Kith Folk – July 17, 2016 at 01:29PM
Tags:_AMERICANA,REVIEWS
I’m usually pretty leery of compilation albums, having been burned countless times from used records in record stores that promised the hottest bluegrass banjo tracksbut were really some obscure French band that couldn’t pick right. Maybe that’s just me, but this new compilation of Appalachian old-time stringband music from the Smoky Mountains–On Top of Old Smoky: New Old-Time Smoky Mountain Music–is just about one of the best, most intelligently curated comp albums that I’ve listened to in a long time. In some ways it seems a rather strange project. During the New Deal in 1940, some 4,000 people voluntarily (?) moved from their homes along the border of North Carolina and Tennessee to make room for the newly created Great Smoky Mountains National Park, now the most popular national park. Roosevelt himself gave an impassioned speech about the park at the time, pinning his hopes for a recovering nation with this act. The excellent liner notes for this project include some quotes from this speech, as Roosevelt says the park embodies: “The old frontier, that put the hard fibre in the American spirit and the long muscles on the American back.”
You can hear that hard fiber in the songs here, which were collected from the actual displaced Appalachians in 1940. Fans of old-time music will recognize many of the titles, but here you’ll hear modern takes on the strange original settings first recorded. Even a song like “Ground Hog”, which I’ve heard a 1,000 times has new verses and new ideas, sung here by the great Alice Gerrard. I may be a bit ignorant on this one, but I had no idea that the song “On Top of Old Smoky,” which is sing as “On Top of Spaghetti” to my kids, is actually a viciously dark ballad of love lost and looming death.
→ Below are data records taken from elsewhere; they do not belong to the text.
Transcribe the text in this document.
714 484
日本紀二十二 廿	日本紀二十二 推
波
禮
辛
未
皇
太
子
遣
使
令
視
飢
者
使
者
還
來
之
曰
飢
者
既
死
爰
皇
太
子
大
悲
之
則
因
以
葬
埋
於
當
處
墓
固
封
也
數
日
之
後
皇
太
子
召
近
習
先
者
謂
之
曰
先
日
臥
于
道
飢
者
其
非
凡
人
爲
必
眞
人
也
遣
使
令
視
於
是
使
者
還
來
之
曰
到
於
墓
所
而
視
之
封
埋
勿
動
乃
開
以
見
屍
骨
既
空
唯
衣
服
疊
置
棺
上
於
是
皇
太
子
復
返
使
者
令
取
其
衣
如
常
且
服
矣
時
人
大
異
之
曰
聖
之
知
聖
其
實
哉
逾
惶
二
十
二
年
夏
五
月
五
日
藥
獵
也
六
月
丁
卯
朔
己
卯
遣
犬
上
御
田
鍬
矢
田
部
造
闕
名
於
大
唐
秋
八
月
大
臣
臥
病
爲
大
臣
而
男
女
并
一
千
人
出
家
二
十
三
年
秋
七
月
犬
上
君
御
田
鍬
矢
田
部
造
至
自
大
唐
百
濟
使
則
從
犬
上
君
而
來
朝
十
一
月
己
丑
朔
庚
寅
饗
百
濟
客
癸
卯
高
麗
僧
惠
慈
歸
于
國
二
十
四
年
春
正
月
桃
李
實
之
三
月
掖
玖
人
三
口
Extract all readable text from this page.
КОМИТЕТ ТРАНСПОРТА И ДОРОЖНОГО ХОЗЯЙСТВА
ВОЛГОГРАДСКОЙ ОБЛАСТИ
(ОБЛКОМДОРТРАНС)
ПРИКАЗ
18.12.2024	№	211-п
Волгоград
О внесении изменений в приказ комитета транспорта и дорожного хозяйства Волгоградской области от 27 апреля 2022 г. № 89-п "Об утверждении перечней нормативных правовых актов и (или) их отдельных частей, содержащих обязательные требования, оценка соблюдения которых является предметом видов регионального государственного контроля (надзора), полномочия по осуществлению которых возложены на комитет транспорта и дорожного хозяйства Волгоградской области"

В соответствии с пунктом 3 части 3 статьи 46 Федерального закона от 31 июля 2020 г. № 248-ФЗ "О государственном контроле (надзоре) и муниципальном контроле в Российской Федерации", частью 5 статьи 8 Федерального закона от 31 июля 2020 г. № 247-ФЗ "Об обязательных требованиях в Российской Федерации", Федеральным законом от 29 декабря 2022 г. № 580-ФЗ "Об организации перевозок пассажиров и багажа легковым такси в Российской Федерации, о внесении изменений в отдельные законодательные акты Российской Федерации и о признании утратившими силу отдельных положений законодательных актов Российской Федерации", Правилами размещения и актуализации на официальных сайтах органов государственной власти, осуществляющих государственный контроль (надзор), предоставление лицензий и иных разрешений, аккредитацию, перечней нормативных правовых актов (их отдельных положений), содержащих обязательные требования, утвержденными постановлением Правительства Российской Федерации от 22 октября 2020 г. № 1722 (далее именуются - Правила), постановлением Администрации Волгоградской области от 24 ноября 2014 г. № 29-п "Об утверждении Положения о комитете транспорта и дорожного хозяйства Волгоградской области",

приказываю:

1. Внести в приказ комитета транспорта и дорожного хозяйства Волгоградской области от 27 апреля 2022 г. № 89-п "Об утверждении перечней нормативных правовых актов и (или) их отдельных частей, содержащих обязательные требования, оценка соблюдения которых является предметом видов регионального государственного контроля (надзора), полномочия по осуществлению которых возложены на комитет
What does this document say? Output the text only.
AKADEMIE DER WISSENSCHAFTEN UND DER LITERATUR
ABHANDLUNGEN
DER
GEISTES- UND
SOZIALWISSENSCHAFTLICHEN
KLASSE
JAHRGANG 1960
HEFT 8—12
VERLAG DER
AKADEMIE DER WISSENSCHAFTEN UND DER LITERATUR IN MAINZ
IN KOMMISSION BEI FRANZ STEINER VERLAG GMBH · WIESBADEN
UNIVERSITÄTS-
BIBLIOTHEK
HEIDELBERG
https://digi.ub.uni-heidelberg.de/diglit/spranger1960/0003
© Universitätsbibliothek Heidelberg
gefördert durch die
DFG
The players here are impeccably chosen as well, from hard-core Appalachian tradition-bearers like Gerrard, Carol Elizabeth Jones, Sheila Kay Adams, fiddler Bruce Greene, John Lilly, Norman & Nancy Blake, to fabulous young discoveries like Amythyst Kiah (who we’ve interviewed HERE), Corbin Hayslett (whose banjo playing is staggeringly good). Of very special note to true fans of old-time is the inclusion of two tracks from the truly great brother duo Travis and Trevor Stuart. Fiddling brother Trevor Stuart tragically passed away earlier this year and the old-time community has been in mourning. It’s a real treat to hear him again here, one of the very best old-time fiddlers of his generation, especially since the Stuart Brothers albums are very very hard to track down now. I’d also like to make special note of the inclusion of two African-American artists in the compilation: the great Dom Flemons and Amythyst Kiah. With black Appalachian music so frequently ignored, despite it being at the root of all Appalachian music, it’s nice to see these curators making an effort for change. This is one of the most insightful, interesting, passionate, and authentic compilations of American roots music that I’ve heard in a long time. I encourage everyone to pick it up once it’s available for sale in August 2016!